Wilma se miró las manos entrelazadas en su regazo, y luego me miró a mí.

—El paciente es ella, Robin, no tú.

—¿Qué quieres decir con eso?

—Es cosa suya. Acaba de decirme que no quiere pasarse el resto de su vida conectada a una máquina de soporte vital. Vamos a empezar mañana por la mañana.

Me quedé sentado mirando la imagen mucho rato después de que Wilma Liederman desapareciera y de que mi paciente programa secretarial volviera a aparecer, esperando en silencio mis órdenes.

—Eh, Harriet —dije por fin—. Quiero que me reserves plaza en un vuelo a casa esta misma noche.

—Sí, Robin, ya lo he hecho. No hay ninguno directo esta noche, pero hay uno que puedes tomar en Caracas y que te dejará en Nueva York a las cinco de la mañana. La operación está prevista para las ocho.

—Gracias.

Ella siguió esperando en silencio. La estúpida cara de Morton seguía también en pantalla, chiquita y llena de reproche, en el ángulo inferior izquierdo. No hablaba, pero de vez en cuando se aclaraba la garganta o tragaba saliva para hacerme saber que seguía a la espera.

—Morlón —le dije—, creo haberte dicho que te esfumaras.

—No puedo hacer eso mientras tenga dudas. Me diste ciertas órdenes con respecto al señor Bover.

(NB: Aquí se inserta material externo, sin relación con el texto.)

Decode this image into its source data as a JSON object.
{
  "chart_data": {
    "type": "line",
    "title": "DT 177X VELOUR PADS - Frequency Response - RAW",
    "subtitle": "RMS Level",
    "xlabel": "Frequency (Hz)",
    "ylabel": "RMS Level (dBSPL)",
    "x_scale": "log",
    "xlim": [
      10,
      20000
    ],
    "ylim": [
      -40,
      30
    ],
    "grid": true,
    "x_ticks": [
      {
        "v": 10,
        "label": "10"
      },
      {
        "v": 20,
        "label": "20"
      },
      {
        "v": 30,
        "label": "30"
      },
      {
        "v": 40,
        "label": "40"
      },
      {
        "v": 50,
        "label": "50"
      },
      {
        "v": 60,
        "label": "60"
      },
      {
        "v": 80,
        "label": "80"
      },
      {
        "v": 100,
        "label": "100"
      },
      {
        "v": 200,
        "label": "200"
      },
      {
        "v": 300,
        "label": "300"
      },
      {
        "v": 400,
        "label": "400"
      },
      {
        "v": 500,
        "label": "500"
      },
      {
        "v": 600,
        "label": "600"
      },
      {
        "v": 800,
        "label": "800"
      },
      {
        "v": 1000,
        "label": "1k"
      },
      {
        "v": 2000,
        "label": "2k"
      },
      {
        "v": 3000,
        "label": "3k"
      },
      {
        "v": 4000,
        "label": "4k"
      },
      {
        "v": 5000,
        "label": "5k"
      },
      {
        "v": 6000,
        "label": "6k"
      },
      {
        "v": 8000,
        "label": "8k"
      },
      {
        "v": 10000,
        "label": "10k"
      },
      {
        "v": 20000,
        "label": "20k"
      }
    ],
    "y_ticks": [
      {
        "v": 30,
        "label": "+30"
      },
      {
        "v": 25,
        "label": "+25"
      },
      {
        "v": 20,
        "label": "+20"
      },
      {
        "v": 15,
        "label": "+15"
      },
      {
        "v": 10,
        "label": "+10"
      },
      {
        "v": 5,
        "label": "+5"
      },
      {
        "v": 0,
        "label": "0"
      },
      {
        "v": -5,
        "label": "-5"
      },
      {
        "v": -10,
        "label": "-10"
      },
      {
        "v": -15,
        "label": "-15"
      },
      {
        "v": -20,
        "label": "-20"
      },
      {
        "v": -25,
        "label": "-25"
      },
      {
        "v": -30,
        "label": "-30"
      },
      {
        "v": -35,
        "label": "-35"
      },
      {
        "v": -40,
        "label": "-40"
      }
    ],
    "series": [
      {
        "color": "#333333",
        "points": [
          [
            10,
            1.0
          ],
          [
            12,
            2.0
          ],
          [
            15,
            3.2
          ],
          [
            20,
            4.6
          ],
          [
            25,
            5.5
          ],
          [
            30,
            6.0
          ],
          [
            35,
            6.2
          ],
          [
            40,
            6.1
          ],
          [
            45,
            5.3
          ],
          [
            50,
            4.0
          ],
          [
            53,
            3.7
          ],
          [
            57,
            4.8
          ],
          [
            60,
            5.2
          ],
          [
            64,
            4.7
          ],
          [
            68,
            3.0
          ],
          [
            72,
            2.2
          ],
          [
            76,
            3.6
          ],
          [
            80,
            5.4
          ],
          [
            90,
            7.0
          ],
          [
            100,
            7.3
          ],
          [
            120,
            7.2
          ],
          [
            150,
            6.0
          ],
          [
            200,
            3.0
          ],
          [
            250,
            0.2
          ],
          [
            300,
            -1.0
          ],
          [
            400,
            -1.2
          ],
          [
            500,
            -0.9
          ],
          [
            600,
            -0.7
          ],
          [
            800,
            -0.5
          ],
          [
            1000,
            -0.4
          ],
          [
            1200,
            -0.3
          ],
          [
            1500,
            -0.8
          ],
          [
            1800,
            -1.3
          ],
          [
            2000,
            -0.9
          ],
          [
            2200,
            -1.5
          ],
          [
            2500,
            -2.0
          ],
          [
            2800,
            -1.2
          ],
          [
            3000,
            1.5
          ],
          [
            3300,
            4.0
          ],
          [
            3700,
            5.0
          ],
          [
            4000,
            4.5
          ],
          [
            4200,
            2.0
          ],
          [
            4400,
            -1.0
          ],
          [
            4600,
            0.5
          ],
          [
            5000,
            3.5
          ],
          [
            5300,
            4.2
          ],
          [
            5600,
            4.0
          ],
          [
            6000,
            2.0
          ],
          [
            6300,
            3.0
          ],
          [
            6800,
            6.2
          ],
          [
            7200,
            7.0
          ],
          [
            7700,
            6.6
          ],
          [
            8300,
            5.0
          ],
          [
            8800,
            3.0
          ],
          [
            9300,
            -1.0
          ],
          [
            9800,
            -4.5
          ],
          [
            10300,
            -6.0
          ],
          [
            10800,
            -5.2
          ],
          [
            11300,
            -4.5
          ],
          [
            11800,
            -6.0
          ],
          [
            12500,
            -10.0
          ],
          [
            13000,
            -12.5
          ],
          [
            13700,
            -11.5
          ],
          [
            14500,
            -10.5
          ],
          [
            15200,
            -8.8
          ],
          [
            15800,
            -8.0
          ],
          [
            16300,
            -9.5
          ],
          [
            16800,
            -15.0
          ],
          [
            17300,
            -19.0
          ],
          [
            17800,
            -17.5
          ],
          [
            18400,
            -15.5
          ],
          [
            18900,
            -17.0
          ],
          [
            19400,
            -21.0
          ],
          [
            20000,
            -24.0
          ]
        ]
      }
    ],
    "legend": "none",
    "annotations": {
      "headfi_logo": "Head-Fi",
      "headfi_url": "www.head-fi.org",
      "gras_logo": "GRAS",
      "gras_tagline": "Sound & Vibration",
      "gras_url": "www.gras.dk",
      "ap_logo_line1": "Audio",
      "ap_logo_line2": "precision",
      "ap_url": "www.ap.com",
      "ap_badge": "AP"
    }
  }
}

—Ya lo creo que lo hice. Y si aun así no consigo pillarle, haré que le maten.

—No tienes por qué preocuparte —añadió rápidamente—. Hay un mensaje de sus abogados. Ha decidido aceptar tu oferta.

Le miré sin darle crédito, con los ojos y la boca abiertos.

—No lo entiendo, ni sus abogados tampoco, Robín —dijo rápidamente—. Están bastante contrariados. Pero ha dejado un mensaje personal para ti, si es que eso explica algo.

—¿Qué dice?

—Cita: «Quizá él lo entienda.» Fin de cita.

A lo largo de una vida llena de confusión, vida que además se está convirtiendo en especialmente larga, he tenido muchos días confusos, pero aquél fue algo especial. Me metí debajo del chorro del agua caliente durante media hora, tratando de aclararme la mente. Pero no conseguí calmarme.

No sabía qué hacer en las tres horas que me quedaban antes de salir hacia Caracas. Y no por falta de cosas. Harriet intentaba captar mi atención; Morton, que le firmara el acuerdo con Bover; Albert quería que discutiéramos el bioanálisis de sangre Heechee que no sé quién había llevado a cabo. Todos querían hablarme de algo, y yo no quería hacer nada de lo que me decían. Me había quedado atrapado en mi propio tiempo dilatado, mientras veía al mundo pasar volando ante mí. Aunque en realidad, más que pasar volando, se arrastraba. No sabía qué hacer. Era gracioso pensar que Bover hubiera creído que le había entendido tan bien. Me preguntaba cómo podía creer que me entendía siquiera a mí mismo.